Double Dip Recession? Not If You Listen to Customers

THE SITUATION: The US government avoided default by the skin of its teeth ... but instead of stability, we have a first-in-history downgrade of the nation's credit rating and world-wide financial turmoil.

THE OPPORTUNITY FOR MARKETERS: Is it possible that good margins, robust market share, and growth are possible, even in the current market environment? Industry leaders I work with think the answer is "YES”. They have learned lessons about today's markets ... from direct interviews with their own customers.

Three Essential Marketing Takeaways: The consumer landscape has changed in some important and, I believe, The Ideal Customerpermanent ways since the first of our two recessions kicked in in 2008. Although specifics vary by company, three principles of Customer-Centricity can apply broadly to all major industry sectors.

Permanent Market Change #1: Attrition matters. The pre-2008 complacency about whether customers defect to the competition, or stop buying altogether, is no longer acceptable. "Plenty of fish in the sea" may be a good maxim for dating, but not for marketing. Indifference is not a viable starting point for today's relationships between seller and buyer.

Respect is mandatory; it starts with truly caring whether the customer sticks around, and today's economy-savvy, Internet-savvy, social-media savvy consumer knows that. What's more, market leaders have developed a new respect for the high cost of replacing a disaffected customer, and as a result, they do not stop asking themselves, "What can we do to improve the customer experience ... and reduce attrition?" See this blog post for some insights on how the legendary merchandiser QVC did this.

Listen to the customer

Permanent Market Change #2: Consumers expect to be listened to via their own preferred channels and media. They are far more outspoken and explicit about their preferences, and they want to share specific preferences such as: how they define a value added relationship, how they wish to be communicated with, and what mix of media they wish to use to engage with companies.

As a result, today's market leaders are building their relationship marketing strategies around the rich feedback about multichannel preferences they receive directly from consumers. See this article for an overview of how Customer-Centric market leaders have achieved double-digit revenue increases by following this approach.

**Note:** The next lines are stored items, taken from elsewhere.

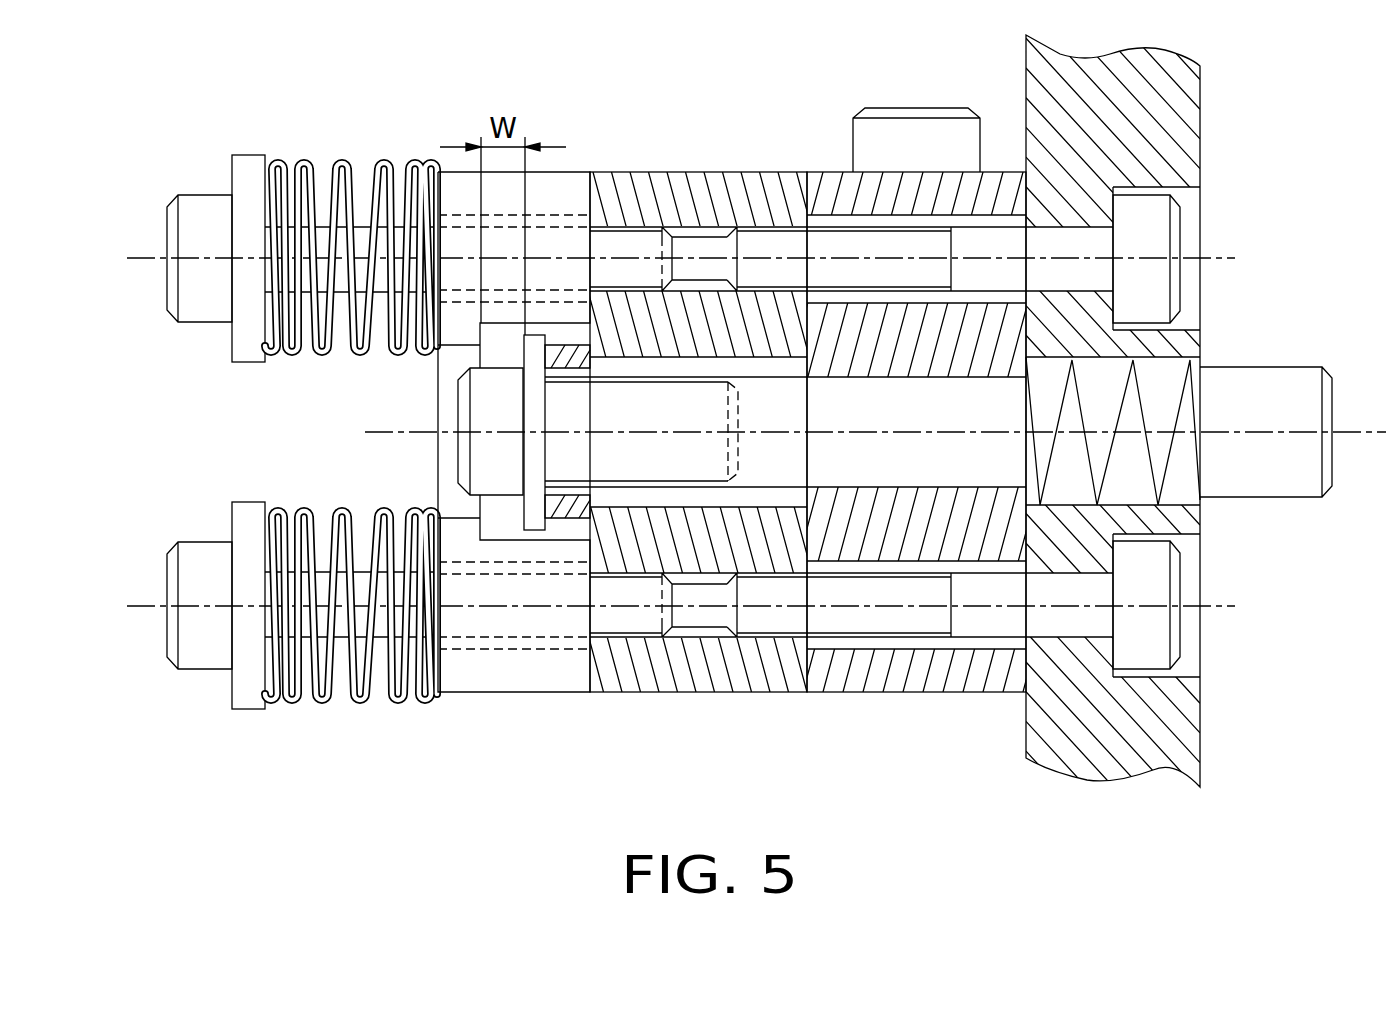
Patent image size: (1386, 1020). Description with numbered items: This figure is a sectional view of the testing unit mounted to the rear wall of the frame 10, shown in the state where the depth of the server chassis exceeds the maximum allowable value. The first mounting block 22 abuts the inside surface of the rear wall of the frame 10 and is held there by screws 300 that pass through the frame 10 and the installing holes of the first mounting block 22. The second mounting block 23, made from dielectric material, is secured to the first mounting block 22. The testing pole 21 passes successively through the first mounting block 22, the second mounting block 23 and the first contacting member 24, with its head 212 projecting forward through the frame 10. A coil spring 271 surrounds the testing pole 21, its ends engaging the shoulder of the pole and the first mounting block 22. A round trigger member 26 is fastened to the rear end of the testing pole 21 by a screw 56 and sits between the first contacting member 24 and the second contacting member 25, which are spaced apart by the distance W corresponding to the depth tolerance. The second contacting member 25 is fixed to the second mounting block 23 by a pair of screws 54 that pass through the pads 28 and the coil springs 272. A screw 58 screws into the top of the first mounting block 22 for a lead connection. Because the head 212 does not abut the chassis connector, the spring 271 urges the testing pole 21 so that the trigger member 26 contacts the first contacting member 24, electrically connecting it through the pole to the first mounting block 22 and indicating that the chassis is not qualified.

The frame 10 is at (1160, 138).
The testing pole 21 is at (865, 462).
The first mounting block 22 is at (835, 182).
The second mounting block 23 is at (683, 195).
The first contacting member 24 is at (565, 508).
The second contacting member 25 is at (470, 673).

Permanent Market Change #3: Consumers expect true personalization in exchange for providing personal preference information. They want to be able to determine the content, messages and offers they receive, based on their unique personal preferences, and they want to have a clear sense of what custom-tailored value they will receive in exchange for sharing this information.

If you establish a powerful value proposition that justifies what I call a Reciprocity of Value Equation, consumers will provide you with invaluable opt-in information regarding their message, offer, and media preferences. This information becomes the core of a uniquely powerful preference-driven database ... which will drive double-digit increases in response and revenue. This case study shows exactly how Microsoft did this.


Learn how your customers define a compelling Reciprocal Value Exchange with your company. Understand how they want to deepen their relationships and what type of information they would provide in exchange for specific value added information and offers.

Do not attempt to launch this type of high engagement program without guidance from the voice of your customers!